“Salad dressing? I’d sooner it was hair! You do get tips there anyway,” the Yankee reasoned.

“I wish I were—arrived,” the young man with the glasses, by name Guy Thin, declared. He had come out but recently from England to establish a “British Grocery,” and was the owner of what is sometimes called an expensive voice, his sedulously clear articulation missing out no syllable or letter of anything he might happen to be saying, as though he were tasting each word, like the Pure tea, or the Pure marmalade, or any other of the so very Pure goods he proposed so exclusively to sell.

“If Allah wish it then you arrive,” Lazari Demitraki assured him with a dazzling smile, catching his hand in order to construe the lines.

“Finish thy bouquet, O Lazari Demitraki,” Bachir faintly moaned.

“It finished—arranged: it with Abou!” he announced, pointing to an aged negro with haunted sin-sick eyes who appeared to be making strange grimaces at the wall.

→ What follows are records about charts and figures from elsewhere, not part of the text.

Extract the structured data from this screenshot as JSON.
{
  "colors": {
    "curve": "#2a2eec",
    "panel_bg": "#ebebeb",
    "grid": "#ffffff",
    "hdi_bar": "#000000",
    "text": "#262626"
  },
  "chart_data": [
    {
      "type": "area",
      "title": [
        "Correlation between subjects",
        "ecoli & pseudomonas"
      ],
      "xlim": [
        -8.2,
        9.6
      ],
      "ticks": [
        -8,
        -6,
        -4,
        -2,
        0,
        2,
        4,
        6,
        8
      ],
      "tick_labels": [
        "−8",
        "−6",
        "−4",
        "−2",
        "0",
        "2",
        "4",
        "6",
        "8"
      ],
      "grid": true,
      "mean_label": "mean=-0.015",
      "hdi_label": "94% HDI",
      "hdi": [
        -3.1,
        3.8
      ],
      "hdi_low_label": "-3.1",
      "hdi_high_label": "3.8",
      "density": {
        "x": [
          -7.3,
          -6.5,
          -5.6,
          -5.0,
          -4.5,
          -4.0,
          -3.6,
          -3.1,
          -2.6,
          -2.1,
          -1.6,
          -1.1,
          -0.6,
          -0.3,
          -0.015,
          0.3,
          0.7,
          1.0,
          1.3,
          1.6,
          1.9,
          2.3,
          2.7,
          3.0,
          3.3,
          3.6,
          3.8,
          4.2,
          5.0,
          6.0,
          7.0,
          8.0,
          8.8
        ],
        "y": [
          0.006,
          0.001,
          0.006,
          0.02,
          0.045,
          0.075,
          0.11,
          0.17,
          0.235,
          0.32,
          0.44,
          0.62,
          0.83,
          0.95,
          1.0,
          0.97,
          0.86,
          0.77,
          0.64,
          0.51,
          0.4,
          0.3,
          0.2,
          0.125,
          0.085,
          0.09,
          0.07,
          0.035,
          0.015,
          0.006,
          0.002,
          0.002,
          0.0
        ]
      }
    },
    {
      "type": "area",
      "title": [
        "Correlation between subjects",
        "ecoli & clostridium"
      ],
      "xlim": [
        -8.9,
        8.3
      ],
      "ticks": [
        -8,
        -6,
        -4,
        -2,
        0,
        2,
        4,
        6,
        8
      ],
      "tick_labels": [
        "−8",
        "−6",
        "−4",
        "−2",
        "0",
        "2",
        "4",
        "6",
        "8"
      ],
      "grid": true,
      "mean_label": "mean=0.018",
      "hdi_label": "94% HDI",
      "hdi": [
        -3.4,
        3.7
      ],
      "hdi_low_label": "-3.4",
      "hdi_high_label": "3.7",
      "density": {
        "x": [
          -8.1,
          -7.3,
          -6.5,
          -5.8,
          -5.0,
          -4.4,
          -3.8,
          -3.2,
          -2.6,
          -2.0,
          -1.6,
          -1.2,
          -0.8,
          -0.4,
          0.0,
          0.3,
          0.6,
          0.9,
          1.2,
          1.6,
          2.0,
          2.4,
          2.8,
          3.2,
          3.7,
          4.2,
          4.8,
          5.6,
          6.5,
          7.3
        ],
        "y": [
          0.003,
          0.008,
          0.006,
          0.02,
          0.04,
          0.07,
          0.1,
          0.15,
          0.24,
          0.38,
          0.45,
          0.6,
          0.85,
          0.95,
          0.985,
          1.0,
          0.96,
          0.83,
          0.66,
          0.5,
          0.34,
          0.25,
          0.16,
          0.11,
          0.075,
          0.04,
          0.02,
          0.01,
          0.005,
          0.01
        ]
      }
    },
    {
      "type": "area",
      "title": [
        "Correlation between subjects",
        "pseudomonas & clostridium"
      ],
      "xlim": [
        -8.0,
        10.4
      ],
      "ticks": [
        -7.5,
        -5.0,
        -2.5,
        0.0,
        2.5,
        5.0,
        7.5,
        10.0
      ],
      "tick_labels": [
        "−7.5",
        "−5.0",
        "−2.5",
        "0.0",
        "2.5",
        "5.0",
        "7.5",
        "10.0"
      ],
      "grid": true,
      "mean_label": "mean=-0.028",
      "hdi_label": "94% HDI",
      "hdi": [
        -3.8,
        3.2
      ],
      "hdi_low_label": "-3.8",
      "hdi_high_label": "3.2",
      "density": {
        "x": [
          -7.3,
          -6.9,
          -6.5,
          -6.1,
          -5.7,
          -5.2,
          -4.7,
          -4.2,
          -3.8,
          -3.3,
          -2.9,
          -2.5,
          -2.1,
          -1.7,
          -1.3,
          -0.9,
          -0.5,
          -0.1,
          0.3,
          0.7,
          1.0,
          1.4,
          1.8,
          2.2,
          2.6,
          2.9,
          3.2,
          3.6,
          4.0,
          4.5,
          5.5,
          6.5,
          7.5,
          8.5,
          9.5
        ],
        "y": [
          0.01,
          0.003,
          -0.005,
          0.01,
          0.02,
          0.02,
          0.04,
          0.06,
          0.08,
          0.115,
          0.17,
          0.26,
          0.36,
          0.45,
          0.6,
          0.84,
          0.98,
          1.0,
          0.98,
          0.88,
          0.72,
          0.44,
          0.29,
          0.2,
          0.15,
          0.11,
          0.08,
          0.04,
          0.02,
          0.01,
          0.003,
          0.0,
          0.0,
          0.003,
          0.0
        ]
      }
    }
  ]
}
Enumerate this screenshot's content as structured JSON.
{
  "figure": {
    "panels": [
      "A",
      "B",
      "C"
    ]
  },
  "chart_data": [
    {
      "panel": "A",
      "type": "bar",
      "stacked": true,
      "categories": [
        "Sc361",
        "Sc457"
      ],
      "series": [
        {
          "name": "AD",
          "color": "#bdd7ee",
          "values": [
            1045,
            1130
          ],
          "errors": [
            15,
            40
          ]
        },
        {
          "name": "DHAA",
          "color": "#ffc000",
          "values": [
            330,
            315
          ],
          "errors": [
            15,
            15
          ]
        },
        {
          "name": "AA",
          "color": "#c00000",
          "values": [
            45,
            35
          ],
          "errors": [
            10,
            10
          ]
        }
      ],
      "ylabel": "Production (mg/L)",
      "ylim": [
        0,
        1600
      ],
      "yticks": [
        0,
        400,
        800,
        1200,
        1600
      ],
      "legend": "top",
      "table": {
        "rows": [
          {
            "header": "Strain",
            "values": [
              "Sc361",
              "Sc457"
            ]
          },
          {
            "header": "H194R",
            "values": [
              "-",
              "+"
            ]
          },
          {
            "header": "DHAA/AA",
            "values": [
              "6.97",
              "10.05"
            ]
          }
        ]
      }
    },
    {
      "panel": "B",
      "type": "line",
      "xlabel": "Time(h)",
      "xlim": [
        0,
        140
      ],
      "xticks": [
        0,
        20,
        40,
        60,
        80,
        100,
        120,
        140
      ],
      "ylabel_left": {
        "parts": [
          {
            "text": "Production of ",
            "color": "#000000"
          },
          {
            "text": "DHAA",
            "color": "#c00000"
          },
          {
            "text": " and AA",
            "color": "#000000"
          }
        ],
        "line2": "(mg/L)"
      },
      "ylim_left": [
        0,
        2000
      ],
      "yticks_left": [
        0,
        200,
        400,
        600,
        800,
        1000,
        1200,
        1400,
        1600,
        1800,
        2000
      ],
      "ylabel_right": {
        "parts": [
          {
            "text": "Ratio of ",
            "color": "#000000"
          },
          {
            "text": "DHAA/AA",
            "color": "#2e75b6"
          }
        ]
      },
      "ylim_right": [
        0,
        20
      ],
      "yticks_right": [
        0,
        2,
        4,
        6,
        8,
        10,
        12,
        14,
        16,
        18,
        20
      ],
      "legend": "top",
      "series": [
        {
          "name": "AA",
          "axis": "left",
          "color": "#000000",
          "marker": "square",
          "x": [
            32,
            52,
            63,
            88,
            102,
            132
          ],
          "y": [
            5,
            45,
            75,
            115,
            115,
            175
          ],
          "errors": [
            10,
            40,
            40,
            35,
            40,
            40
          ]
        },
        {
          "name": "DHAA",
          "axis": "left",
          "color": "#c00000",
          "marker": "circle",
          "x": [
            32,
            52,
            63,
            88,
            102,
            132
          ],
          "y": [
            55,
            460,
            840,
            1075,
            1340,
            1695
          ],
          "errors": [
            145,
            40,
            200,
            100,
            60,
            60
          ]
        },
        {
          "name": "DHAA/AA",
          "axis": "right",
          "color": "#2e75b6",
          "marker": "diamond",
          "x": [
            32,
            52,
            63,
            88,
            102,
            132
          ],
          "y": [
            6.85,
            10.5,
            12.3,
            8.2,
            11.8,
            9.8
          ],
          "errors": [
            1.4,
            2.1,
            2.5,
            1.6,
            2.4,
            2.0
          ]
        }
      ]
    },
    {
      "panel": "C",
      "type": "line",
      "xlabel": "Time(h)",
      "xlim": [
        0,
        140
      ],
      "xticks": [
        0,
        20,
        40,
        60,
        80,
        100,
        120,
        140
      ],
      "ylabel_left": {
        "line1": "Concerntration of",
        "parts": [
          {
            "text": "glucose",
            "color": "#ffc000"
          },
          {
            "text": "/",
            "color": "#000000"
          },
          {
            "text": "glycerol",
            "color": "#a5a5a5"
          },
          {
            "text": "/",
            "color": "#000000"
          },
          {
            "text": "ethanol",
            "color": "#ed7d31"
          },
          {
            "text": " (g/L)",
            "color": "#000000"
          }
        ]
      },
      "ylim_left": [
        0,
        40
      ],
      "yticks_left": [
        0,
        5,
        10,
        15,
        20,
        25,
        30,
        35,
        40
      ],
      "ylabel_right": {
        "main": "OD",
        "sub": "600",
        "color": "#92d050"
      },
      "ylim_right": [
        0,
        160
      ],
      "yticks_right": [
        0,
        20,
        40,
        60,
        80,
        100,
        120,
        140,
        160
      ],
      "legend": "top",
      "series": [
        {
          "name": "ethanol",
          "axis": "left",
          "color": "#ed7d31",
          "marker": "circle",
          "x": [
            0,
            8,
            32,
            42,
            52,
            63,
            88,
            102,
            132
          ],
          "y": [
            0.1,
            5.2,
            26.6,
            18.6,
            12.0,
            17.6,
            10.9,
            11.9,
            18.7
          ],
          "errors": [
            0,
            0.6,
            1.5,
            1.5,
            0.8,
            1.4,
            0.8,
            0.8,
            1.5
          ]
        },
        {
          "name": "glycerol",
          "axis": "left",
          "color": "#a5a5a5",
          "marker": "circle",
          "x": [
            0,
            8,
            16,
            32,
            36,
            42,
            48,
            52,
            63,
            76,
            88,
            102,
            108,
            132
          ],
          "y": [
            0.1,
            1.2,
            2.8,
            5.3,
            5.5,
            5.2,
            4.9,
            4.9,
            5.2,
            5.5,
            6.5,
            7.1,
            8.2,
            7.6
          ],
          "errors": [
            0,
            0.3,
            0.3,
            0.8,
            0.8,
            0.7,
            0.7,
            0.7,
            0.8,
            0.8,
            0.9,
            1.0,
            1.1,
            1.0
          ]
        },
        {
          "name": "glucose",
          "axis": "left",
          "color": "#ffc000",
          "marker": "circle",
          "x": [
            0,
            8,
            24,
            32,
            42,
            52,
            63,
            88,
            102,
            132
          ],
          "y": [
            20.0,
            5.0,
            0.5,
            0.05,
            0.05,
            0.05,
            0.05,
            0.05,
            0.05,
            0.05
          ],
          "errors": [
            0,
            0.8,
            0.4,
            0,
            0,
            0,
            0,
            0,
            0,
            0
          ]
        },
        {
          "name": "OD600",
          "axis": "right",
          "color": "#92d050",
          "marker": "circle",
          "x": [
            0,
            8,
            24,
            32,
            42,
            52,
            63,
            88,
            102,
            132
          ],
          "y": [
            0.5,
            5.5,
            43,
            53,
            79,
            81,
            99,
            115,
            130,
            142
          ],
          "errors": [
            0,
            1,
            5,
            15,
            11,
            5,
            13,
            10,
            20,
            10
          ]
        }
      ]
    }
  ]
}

A straw hat of splendid dimensions was on his head, flaunting bravely the insignia of the Firm.

But the old man seemed resolved to run no more errands:

“Nsa, nsa,” he mumbled: “Me walk enough for one day! Me no go out any more. Old Abou too tired to take another single step! As soon would me cross the street again dis night as the Sahara!...”

And it was only after the promise of a small gift of Opium that he consented to leave a débutante’s bouquet at the Théâtre Diana.[10]

“In future,” Bachir rose remarking, “I only employ the women; I keep only girls,” he repeated, for the benefit of “Effendi darling” who appeared to be attaining Nirvâna.

“And next I suppose you keep a Harem?” “Effendi darling” somnolently returned.